I primi caldi mettono a rischio la nostra salute: il clima umido e afoso è il terreno migliore per le epidemie. Vediamo cosa dicono i medici.
In molte città italiane il caldo è già scoppiato e nei giorni scorsi si sono registrate temperature vicine ai 30 gradi. Tempo di correre ai ripari. Infatti è proprio il caldo uno dei fattori che incide in misura più rilevante sulla diffusione di pericolose epidemie.
Se pensavate di averle viste tutte con il Covid-19, sbagliavate di grosso: il Covid, probabilmente, è stato solo l’inizio. Del resto gli esperti ci avevano avvisato: in futuro le epidemie saranno sempre più frequenti. Il Covid ha lasciato in tutti noi una sorta di terrore: terrore più che giustificato, sia chiaro.
Ma dobbiamo essere consapevoli che non è stata l’ultima epidemia che dovremo affrontare. Da qui l’importanza di comprendere che cosa può scatenare la diffusione dei virus in modo da cercare, in futuro, di limitare il più possibile i danni. Un gruppo di ricercatori guidati dall’University of Notre Dame, negli Stati Uniti, ha esaminato oltre 2.900 pubblicazioni sull’argomento.
L’obiettivo è capire quali sono i fattori che scatenano le epidemie e se noi esseri umani possiamo essere, in qualche modo responsabili ed eventualmente in quale modo possiamo intervenire. Dallo studio degli scienziati statunitensi è emerso che sono 5 i fattori che, soprattutto, possono favorire l’insorgenza dei virus e la nascita di nuove epidemie.

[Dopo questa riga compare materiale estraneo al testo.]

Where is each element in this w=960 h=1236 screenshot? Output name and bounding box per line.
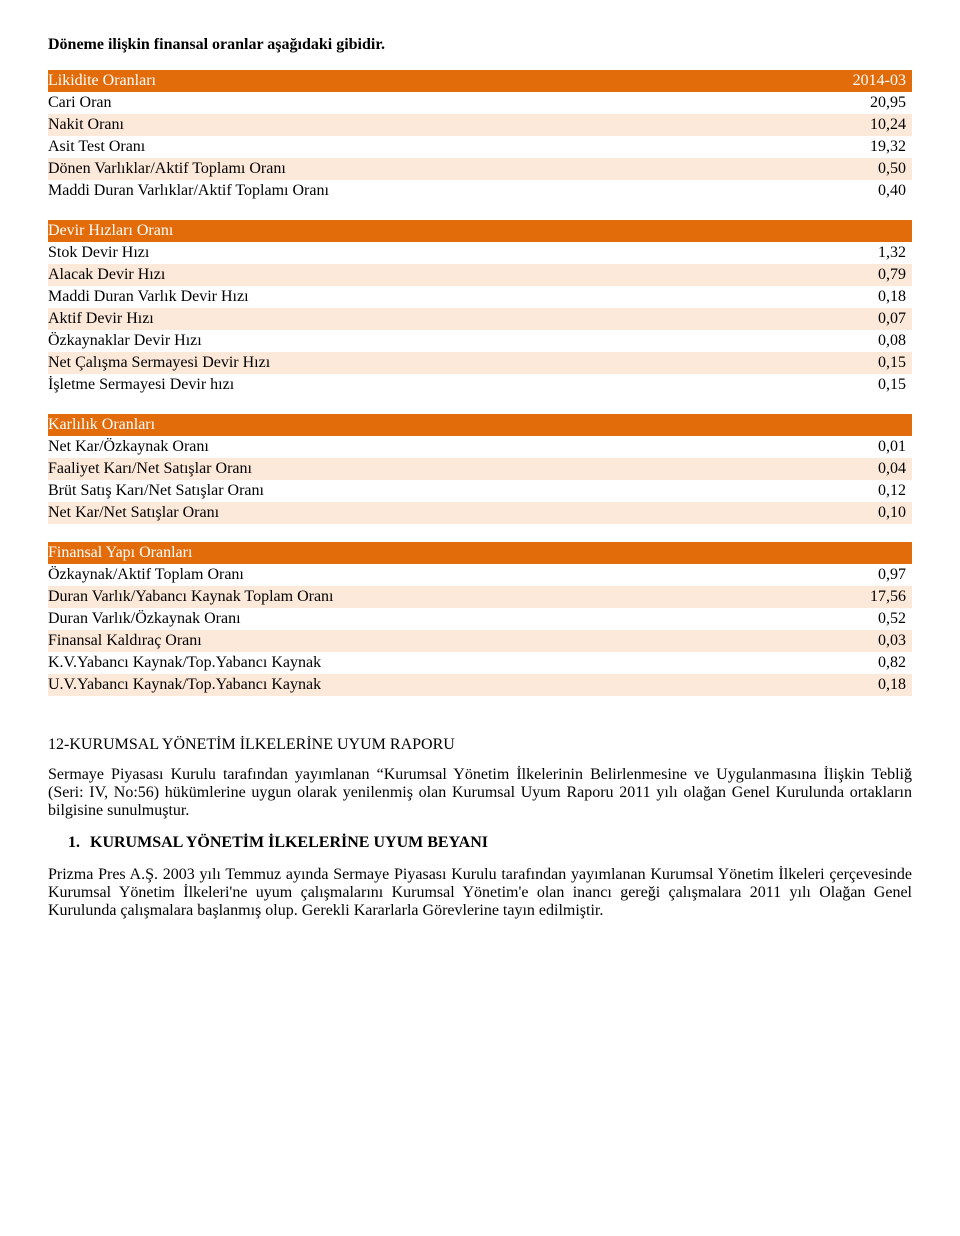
- row-label: Net Çalışma Sermayesi Devir Hızı: [48, 352, 716, 374]
- row-value: 0,03: [716, 630, 912, 652]
- row-label: Nakit Oranı: [48, 114, 716, 136]
- likidite-header-row: Likidite Oranları 2014-03: [48, 70, 912, 92]
- section12-bullet-list: KURUMSAL YÖNETİM İLKELERİNE UYUM BEYANI: [84, 834, 912, 852]
- table-row: Alacak Devir Hızı0,79: [48, 264, 912, 286]
- table-row: Faaliyet Karı/Net Satışlar Oranı0,04: [48, 458, 912, 480]
- row-label: Finansal Kaldıraç Oranı: [48, 630, 716, 652]
- row-value: 0,40: [716, 180, 912, 202]
- section12-bullet1: KURUMSAL YÖNETİM İLKELERİNE UYUM BEYANI: [84, 834, 912, 852]
- finansal-table: Finansal Yapı Oranları Özkaynak/Aktif To…: [48, 542, 912, 696]
- likidite-header-label: Likidite Oranları: [48, 70, 716, 92]
- row-value: 0,18: [716, 674, 912, 696]
- finansal-header-row: Finansal Yapı Oranları: [48, 542, 912, 564]
- devir-header-label: Devir Hızları Oranı: [48, 220, 716, 242]
- table-row: Özkaynaklar Devir Hızı0,08: [48, 330, 912, 352]
- table-row: Cari Oran20,95: [48, 92, 912, 114]
- row-label: Asit Test Oranı: [48, 136, 716, 158]
- row-label: Maddi Duran Varlık Devir Hızı: [48, 286, 716, 308]
- row-value: 0,07: [716, 308, 912, 330]
- row-value: 0,01: [716, 436, 912, 458]
- row-value: 19,32: [716, 136, 912, 158]
- section12-heading: 12-KURUMSAL YÖNETİM İLKELERİNE UYUM RAPO…: [48, 736, 912, 754]
- row-value: 0,15: [716, 352, 912, 374]
- row-value: 10,24: [716, 114, 912, 136]
- karlilik-header-row: Karlılık Oranları: [48, 414, 912, 436]
- row-label: Cari Oran: [48, 92, 716, 114]
- row-value: 17,56: [716, 586, 912, 608]
- row-value: 0,08: [716, 330, 912, 352]
- table-row: Net Çalışma Sermayesi Devir Hızı0,15: [48, 352, 912, 374]
- finansal-header-value: [716, 542, 912, 564]
- karlilik-header-value: [716, 414, 912, 436]
- section12-para2: Prizma Pres A.Ş. 2003 yılı Temmuz ayında…: [48, 866, 912, 920]
- table-row: U.V.Yabancı Kaynak/Top.Yabancı Kaynak0,1…: [48, 674, 912, 696]
- row-label: Duran Varlık/Yabancı Kaynak Toplam Oranı: [48, 586, 716, 608]
- row-value: 0,97: [716, 564, 912, 586]
- intro-text: Döneme ilişkin finansal oranlar aşağıdak…: [48, 36, 912, 54]
- row-label: Faaliyet Karı/Net Satışlar Oranı: [48, 458, 716, 480]
- table-row: K.V.Yabancı Kaynak/Top.Yabancı Kaynak0,8…: [48, 652, 912, 674]
- row-label: Aktif Devir Hızı: [48, 308, 716, 330]
- karlilik-table: Karlılık Oranları Net Kar/Özkaynak Oranı…: [48, 414, 912, 524]
- table-row: Duran Varlık/Özkaynak Oranı0,52: [48, 608, 912, 630]
- table-row: Maddi Duran Varlıklar/Aktif Toplamı Oran…: [48, 180, 912, 202]
- row-value: 0,12: [716, 480, 912, 502]
- likidite-header-value: 2014-03: [716, 70, 912, 92]
- devir-header-row: Devir Hızları Oranı: [48, 220, 912, 242]
- table-row: Nakit Oranı10,24: [48, 114, 912, 136]
- table-row: Maddi Duran Varlık Devir Hızı0,18: [48, 286, 912, 308]
- table-row: Özkaynak/Aktif Toplam Oranı0,97: [48, 564, 912, 586]
- row-value: 0,50: [716, 158, 912, 180]
- table-row: Duran Varlık/Yabancı Kaynak Toplam Oranı…: [48, 586, 912, 608]
- row-label: Net Kar/Özkaynak Oranı: [48, 436, 716, 458]
- row-label: K.V.Yabancı Kaynak/Top.Yabancı Kaynak: [48, 652, 716, 674]
- row-label: Brüt Satış Karı/Net Satışlar Oranı: [48, 480, 716, 502]
- row-value: 0,15: [716, 374, 912, 396]
- row-label: Net Kar/Net Satışlar Oranı: [48, 502, 716, 524]
- devir-table: Devir Hızları Oranı Stok Devir Hızı1,32 …: [48, 220, 912, 396]
- table-row: Net Kar/Net Satışlar Oranı0,10: [48, 502, 912, 524]
- row-value: 1,32: [716, 242, 912, 264]
- row-value: 0,18: [716, 286, 912, 308]
- table-row: Stok Devir Hızı1,32: [48, 242, 912, 264]
- likidite-table: Likidite Oranları 2014-03 Cari Oran20,95…: [48, 70, 912, 202]
- row-value: 0,04: [716, 458, 912, 480]
- table-row: İşletme Sermayesi Devir hızı0,15: [48, 374, 912, 396]
- table-row: Net Kar/Özkaynak Oranı0,01: [48, 436, 912, 458]
- table-row: Brüt Satış Karı/Net Satışlar Oranı0,12: [48, 480, 912, 502]
- row-label: Stok Devir Hızı: [48, 242, 716, 264]
- table-row: Asit Test Oranı19,32: [48, 136, 912, 158]
- row-label: Özkaynaklar Devir Hızı: [48, 330, 716, 352]
- table-row: Finansal Kaldıraç Oranı0,03: [48, 630, 912, 652]
- row-value: 20,95: [716, 92, 912, 114]
- finansal-header-label: Finansal Yapı Oranları: [48, 542, 716, 564]
- row-label: Maddi Duran Varlıklar/Aktif Toplamı Oran…: [48, 180, 716, 202]
- table-row: Aktif Devir Hızı0,07: [48, 308, 912, 330]
- table-row: Dönen Varlıklar/Aktif Toplamı Oranı0,50: [48, 158, 912, 180]
- row-value: 0,52: [716, 608, 912, 630]
- karlilik-header-label: Karlılık Oranları: [48, 414, 716, 436]
- row-label: İşletme Sermayesi Devir hızı: [48, 374, 716, 396]
- row-label: Dönen Varlıklar/Aktif Toplamı Oranı: [48, 158, 716, 180]
- row-value: 0,10: [716, 502, 912, 524]
- row-label: Duran Varlık/Özkaynak Oranı: [48, 608, 716, 630]
- row-label: Alacak Devir Hızı: [48, 264, 716, 286]
- section12-para1: Sermaye Piyasası Kurulu tarafından yayım…: [48, 766, 912, 820]
- row-value: 0,82: [716, 652, 912, 674]
- devir-header-value: [716, 220, 912, 242]
- row-label: Özkaynak/Aktif Toplam Oranı: [48, 564, 716, 586]
- row-label: U.V.Yabancı Kaynak/Top.Yabancı Kaynak: [48, 674, 716, 696]
- row-value: 0,79: [716, 264, 912, 286]
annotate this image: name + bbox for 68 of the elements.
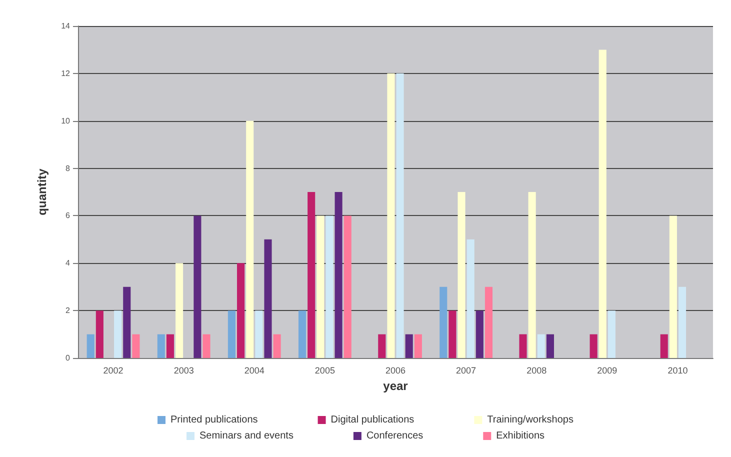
bar [678,286,686,358]
bar [448,310,456,358]
x-tick-label: 2004 [244,366,264,376]
bar [114,310,122,358]
bar [176,263,184,358]
y-tick-label: 12 [61,68,71,78]
x-tick-label: 2006 [385,366,406,376]
bar [546,334,554,358]
bar [264,239,272,358]
bar [123,286,131,358]
y-tick-label: 4 [66,258,71,268]
bar [440,286,448,358]
legend-label: Printed publications [170,414,258,426]
bar [246,120,254,358]
bar [458,192,466,358]
bar [387,73,395,358]
bar [598,50,606,358]
bar [466,239,474,358]
x-axis-title: year [383,379,408,393]
bar [316,216,324,358]
x-tick-label: 2005 [314,366,335,376]
bar [228,310,236,358]
y-tick-label: 0 [66,354,71,362]
bar [255,310,263,358]
bar [608,310,616,358]
x-tick-label: 2007 [456,366,476,376]
y-tick-label: 2 [66,306,71,316]
y-axis-title: quantity [35,168,49,216]
legend-label: Digital publications [330,414,414,426]
legend-label: Conferences [366,430,424,442]
legend-label: Exhibitions [496,430,544,442]
legend-label: Seminars and events [200,430,294,442]
bar [298,310,306,358]
bar [344,216,352,358]
bar [237,263,245,358]
bar [157,334,165,358]
bar [96,310,104,358]
y-tick-label: 8 [66,164,71,173]
bar [669,216,677,358]
bar [326,216,334,358]
bar [166,334,174,358]
bar [537,334,545,358]
bar [132,334,140,358]
bar [194,216,202,358]
bar [405,334,413,358]
bar [273,334,281,358]
bar [528,192,536,358]
bar [396,73,404,358]
bar [414,334,422,358]
bar [484,286,493,358]
bar [378,334,386,358]
x-tick-label: 2009 [597,366,618,376]
y-tick-label: 6 [66,211,71,220]
bar [202,334,210,358]
bar [334,192,342,358]
x-tick-label: 2010 [668,366,688,376]
bar [519,334,527,358]
x-tick-label: 2002 [103,366,124,376]
bar [660,334,668,358]
x-tick-label: 2003 [174,366,194,376]
x-tick-label: 2008 [526,366,547,376]
legend-label: Training/workshops [487,414,574,426]
y-tick-label: 10 [61,116,71,126]
bar [590,334,598,358]
bar [476,310,484,358]
bar [308,192,316,358]
bar [86,334,94,358]
y-tick-label: 14 [61,22,71,30]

Noi esseri umani non siamo responsabili di ogni calamità ma, certamente, possiamo fare molto con i nostri comportamenti e con le nostre scelte quotidiane. Il primo passo per non ripetere gli errori del passato è la conoscenza. Per questo motivo un gruppo di ricercatori ha cercato di individuare quali sono i fattori che creano un terreno fertile per lo sviluppo delle epidemie.
Come anticipato, gli scienziati dell’Università di Notre Dame hanno individuato i 5 fattori ambientali che possono favorire le epidemie: perdita di biodiversità, cambiamento climatico, inquinamento chimico, trasformazioni degli habitat e introduzione di specie non autoctone. Dallo studio è emerso che il fattore che maggiormente incide sulla nascita di nuove malattie infettive è la perdita di biodiversità. Il venir meno della biodiversità, nel corso degli anni, ha aumentato in modo significato la portata delle malattie infettive sia tra gli uomini che tra le altre specie animali.

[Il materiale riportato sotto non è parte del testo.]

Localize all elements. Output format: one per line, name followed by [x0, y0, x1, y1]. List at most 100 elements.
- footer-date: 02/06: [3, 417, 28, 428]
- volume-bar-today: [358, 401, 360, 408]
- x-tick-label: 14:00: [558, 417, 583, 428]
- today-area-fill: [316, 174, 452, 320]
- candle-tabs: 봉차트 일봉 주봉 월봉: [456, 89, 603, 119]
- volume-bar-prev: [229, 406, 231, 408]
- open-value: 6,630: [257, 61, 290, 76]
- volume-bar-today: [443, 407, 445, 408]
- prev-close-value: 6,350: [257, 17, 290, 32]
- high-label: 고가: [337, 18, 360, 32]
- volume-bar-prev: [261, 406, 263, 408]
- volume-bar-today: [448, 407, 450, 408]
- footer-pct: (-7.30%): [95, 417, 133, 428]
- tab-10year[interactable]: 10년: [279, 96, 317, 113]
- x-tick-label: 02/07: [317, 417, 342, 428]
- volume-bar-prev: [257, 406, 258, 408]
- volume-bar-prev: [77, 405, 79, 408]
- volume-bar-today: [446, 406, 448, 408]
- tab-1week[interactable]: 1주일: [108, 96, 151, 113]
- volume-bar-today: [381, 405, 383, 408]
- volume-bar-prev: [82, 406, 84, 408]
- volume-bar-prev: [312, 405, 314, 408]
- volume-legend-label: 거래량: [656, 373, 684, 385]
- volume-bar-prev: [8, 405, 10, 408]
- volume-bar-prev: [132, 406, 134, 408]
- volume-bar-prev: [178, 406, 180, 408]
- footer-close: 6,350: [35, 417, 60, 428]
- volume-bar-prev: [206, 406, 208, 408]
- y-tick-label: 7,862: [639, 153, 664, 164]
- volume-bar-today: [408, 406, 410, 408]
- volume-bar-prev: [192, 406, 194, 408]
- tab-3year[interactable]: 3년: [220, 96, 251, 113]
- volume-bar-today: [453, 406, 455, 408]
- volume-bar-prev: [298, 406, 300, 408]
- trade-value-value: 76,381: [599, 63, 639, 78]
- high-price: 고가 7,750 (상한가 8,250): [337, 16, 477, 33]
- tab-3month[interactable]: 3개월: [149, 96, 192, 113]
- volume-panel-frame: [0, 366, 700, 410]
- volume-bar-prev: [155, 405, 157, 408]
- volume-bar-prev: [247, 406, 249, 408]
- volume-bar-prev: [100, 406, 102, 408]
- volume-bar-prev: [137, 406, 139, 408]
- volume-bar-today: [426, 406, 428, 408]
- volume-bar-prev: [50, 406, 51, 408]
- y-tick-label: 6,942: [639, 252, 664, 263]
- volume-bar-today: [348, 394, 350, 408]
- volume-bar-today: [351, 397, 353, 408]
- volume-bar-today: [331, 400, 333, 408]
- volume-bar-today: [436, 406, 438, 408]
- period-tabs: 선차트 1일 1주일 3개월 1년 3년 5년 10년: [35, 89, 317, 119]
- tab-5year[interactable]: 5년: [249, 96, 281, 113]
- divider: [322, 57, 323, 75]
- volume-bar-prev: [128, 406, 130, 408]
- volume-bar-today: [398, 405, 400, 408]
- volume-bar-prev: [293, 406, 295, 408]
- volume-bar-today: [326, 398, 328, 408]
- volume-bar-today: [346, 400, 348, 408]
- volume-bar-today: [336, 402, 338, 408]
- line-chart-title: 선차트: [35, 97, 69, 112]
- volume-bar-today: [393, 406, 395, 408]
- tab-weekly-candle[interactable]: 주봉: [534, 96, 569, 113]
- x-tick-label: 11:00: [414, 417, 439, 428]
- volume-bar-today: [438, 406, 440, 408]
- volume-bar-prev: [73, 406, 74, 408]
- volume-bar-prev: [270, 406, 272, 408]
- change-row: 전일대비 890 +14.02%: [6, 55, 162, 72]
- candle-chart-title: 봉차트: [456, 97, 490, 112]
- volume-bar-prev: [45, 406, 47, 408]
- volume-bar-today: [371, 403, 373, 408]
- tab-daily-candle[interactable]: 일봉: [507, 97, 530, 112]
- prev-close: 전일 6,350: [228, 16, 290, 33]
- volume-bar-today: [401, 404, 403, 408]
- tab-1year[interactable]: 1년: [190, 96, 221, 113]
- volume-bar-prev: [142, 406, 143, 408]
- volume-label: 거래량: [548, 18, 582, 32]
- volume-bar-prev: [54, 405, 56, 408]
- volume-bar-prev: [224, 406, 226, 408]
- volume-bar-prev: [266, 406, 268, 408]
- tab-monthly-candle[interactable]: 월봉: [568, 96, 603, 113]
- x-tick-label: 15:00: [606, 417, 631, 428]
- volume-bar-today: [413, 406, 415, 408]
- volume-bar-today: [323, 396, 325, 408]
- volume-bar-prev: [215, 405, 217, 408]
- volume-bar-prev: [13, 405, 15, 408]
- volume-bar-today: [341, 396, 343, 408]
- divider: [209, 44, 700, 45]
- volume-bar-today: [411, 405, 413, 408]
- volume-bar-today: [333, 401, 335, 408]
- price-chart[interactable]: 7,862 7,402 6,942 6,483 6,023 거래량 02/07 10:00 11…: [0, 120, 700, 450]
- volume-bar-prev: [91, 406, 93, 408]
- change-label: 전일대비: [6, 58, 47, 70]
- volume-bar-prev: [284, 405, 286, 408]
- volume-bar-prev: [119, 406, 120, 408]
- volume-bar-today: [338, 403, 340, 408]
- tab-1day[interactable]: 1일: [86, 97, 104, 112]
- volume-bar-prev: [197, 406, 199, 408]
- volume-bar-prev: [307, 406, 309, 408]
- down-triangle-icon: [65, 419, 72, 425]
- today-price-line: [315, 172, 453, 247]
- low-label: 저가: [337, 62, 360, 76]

Animali e uomini, del resto, sono strettamente collegati quando si parla di malattie virali: sono sempre di più le infezioni che fanno il salto di specie passando da animale a essere umano. Circa tre quarti delle nuove malattie infettive si originano proprio in questo modo: attraverso il passaggio dagli animali agli uomini.

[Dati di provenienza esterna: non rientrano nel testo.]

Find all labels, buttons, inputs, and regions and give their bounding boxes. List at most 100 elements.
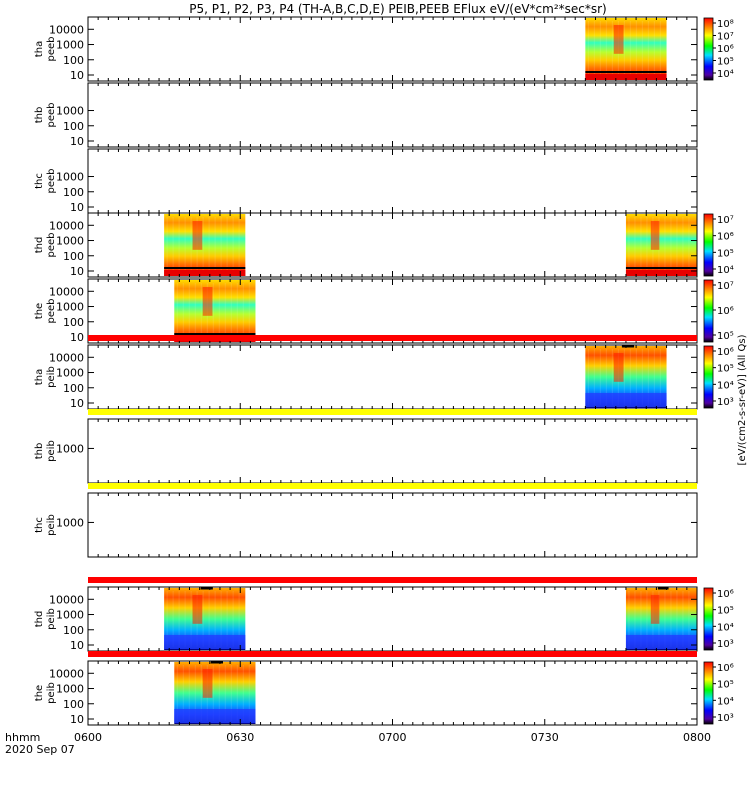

Le aree maggiormente urbanizzate sono risultate essere quelle meno a rischio proprio per la minore presenza di animali. Sulla base dei risultati di questo studio, quindi, gli studiosi raccomandano, al fine di prevenire e ridurre il rischio di nuove epidemie, di investire nella conservazione della biodiversità e prevenire l’arrivo di specie non autoctone. Essenziale anche, secondo gli esperti, ridurre le emissioni per evitare l’effetto gas serra che produce un aumento della temperatura del Pianeta.